On ne va pas se voiler la face : quand les deux principales puissances militaires pro-occidentales s’en prennent à l’Iran, c’est toute la planète qui retient son souffle. Voici les effets en cascade les plus probables :
- Le marché pétrolier va connaître des turbulences. Le détroit d’Ormuz, couloir vital pour l’approvisionnement énergétique mondial, est directement menacé
- Les marchés financiers risquent une volatilité accrue dès lundi, avec une ruée vers les valeurs refuges
- Les alliés régionaux (Arabie saoudite, Émirats, Qatar) vont devoir naviguer entre soutien discret aux Américains et gestion de leurs propres vulnérabilités
- La Russie et la Chine, partenaires stratégiques de Téhéran, vont probablement condamner l’opération, ce qui compliquera encore davantage la géopolitique mondiale
Ce qu’il faut surveiller dans les prochaines heures
Si je devais vous donner trois indicateurs à garder à l’œil, ce seraient les suivants. D’abord, la nature et l’ampleur de la riposte iranienne : missiles balistiques vers Israël, menaces sur le détroit d’Ormuz, ou actions plus diffuses ? Ensuite, la réaction officielle de la Maison-Blanche, qui n’a pas encore commenté publiquement les frappes au moment où j’écris ces lignes. Enfin, la position de la communauté internationale, et notamment du Conseil de sécurité de l’ONU.

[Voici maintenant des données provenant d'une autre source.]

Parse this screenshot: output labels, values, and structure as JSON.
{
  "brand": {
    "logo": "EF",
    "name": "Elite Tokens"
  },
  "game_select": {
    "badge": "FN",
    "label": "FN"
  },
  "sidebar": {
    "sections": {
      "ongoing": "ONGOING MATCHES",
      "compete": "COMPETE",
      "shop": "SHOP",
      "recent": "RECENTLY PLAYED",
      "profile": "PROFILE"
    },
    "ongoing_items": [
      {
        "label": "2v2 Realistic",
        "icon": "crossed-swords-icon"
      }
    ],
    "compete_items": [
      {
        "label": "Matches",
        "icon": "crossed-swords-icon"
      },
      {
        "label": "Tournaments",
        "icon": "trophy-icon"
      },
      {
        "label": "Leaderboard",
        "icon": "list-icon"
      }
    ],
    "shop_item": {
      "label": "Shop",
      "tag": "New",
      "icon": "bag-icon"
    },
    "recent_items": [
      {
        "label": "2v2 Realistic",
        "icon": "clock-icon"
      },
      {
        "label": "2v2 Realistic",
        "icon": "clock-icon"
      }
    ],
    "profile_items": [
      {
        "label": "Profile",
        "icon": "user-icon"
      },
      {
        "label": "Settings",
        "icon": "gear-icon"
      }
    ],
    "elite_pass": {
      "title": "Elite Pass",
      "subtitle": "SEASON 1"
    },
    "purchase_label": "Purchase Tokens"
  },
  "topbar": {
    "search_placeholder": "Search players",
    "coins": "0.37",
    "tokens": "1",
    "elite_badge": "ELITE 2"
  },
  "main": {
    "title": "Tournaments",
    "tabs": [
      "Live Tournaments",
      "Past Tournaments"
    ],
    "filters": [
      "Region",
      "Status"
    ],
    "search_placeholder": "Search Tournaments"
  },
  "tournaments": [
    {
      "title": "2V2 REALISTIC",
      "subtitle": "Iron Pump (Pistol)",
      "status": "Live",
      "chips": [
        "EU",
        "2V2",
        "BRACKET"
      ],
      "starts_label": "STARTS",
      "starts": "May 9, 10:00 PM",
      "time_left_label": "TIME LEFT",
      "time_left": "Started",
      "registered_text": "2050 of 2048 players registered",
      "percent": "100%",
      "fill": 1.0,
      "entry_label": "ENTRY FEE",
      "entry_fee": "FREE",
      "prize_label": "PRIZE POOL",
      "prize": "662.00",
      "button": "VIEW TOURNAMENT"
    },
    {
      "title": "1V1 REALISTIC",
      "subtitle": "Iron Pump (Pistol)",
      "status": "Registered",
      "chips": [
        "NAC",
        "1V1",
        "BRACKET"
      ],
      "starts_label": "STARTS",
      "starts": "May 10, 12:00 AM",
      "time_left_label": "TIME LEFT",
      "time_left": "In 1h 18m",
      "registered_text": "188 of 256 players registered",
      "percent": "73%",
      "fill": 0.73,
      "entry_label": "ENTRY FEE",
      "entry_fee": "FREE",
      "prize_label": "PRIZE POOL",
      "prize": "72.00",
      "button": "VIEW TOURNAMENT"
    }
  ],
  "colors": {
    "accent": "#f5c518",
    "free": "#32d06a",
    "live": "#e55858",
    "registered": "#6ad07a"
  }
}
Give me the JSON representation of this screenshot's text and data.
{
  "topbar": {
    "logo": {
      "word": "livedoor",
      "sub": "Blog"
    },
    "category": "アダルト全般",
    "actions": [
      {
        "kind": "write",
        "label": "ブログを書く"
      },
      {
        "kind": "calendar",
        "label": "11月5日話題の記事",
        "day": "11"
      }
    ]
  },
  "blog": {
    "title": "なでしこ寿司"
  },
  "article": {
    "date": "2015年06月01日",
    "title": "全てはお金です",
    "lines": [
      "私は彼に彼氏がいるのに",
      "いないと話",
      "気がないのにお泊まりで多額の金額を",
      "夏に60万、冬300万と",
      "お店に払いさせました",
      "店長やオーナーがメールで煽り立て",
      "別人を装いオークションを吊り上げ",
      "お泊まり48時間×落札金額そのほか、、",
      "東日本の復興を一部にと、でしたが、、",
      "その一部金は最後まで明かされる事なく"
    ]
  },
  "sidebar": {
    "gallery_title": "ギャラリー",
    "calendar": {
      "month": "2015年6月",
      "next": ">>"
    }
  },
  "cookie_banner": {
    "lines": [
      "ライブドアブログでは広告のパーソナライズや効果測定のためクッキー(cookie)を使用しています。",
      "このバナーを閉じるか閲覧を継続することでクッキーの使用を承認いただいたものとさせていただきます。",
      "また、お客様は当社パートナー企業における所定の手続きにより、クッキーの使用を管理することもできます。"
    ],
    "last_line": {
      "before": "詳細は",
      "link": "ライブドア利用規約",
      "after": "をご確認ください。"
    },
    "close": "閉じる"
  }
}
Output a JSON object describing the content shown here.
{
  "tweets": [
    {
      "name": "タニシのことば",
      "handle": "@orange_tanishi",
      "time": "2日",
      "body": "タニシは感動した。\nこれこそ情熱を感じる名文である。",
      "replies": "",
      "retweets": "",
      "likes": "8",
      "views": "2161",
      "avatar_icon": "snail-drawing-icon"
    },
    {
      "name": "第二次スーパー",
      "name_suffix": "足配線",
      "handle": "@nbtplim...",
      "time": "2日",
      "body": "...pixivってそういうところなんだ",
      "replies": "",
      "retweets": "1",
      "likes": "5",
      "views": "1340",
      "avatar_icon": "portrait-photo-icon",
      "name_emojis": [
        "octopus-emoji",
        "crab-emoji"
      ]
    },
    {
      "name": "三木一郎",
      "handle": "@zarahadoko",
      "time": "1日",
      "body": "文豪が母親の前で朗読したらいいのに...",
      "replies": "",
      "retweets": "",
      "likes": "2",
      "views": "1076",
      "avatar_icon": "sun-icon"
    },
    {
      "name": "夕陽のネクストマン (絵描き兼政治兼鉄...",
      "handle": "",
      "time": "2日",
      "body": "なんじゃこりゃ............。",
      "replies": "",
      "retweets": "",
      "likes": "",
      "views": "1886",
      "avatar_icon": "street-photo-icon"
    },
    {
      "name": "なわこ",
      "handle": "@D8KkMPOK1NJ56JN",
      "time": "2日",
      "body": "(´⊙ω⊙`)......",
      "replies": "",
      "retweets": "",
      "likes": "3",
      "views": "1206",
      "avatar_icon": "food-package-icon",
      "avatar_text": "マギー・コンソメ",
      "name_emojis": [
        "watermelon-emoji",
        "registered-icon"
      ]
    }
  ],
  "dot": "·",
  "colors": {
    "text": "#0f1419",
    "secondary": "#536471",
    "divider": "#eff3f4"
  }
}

Mon analyse : on entre en terrain inconnu
Je couvre la géopolitique du Moyen-Orient depuis des années, et je dois admettre que cette journée du 28 février 2026 a quelque chose d’historique. La guerre des 12 jours en juin 2025 avait déjà redessiné les rapports de force dans la région. Ce qui se passe aujourd’hui pourrait aller bien plus loin.
L’issue dépendra en grande partie de la retenue – ou de l’absence de retenue – des différentes parties. L’Histoire nous enseigne que la supériorité aérienne est une condition militaire, pas une fin en soi. Un changement de régime, lui, est un résultat politique, et il ne découle jamais automatiquement des bombes.
Ce qui est certain, c’est que cette journée marque un point de bascule. Israël et les USA frappent l’Iran avec une coordination et une puissance de feu qui ne laissent guère de doute sur la détermination des deux alliés. Reste à savoir si cette escalade militaire au Moyen-Orient débouchera sur un nouveau cessez-le-feu, un accord imposé par la force… ou sur un embrasement régional que personne ne souhaite.
Cet article sera mis à jour au fil de l’évolution de la situation. Dernière mise à jour : 28 février 2026, 09h30 CET.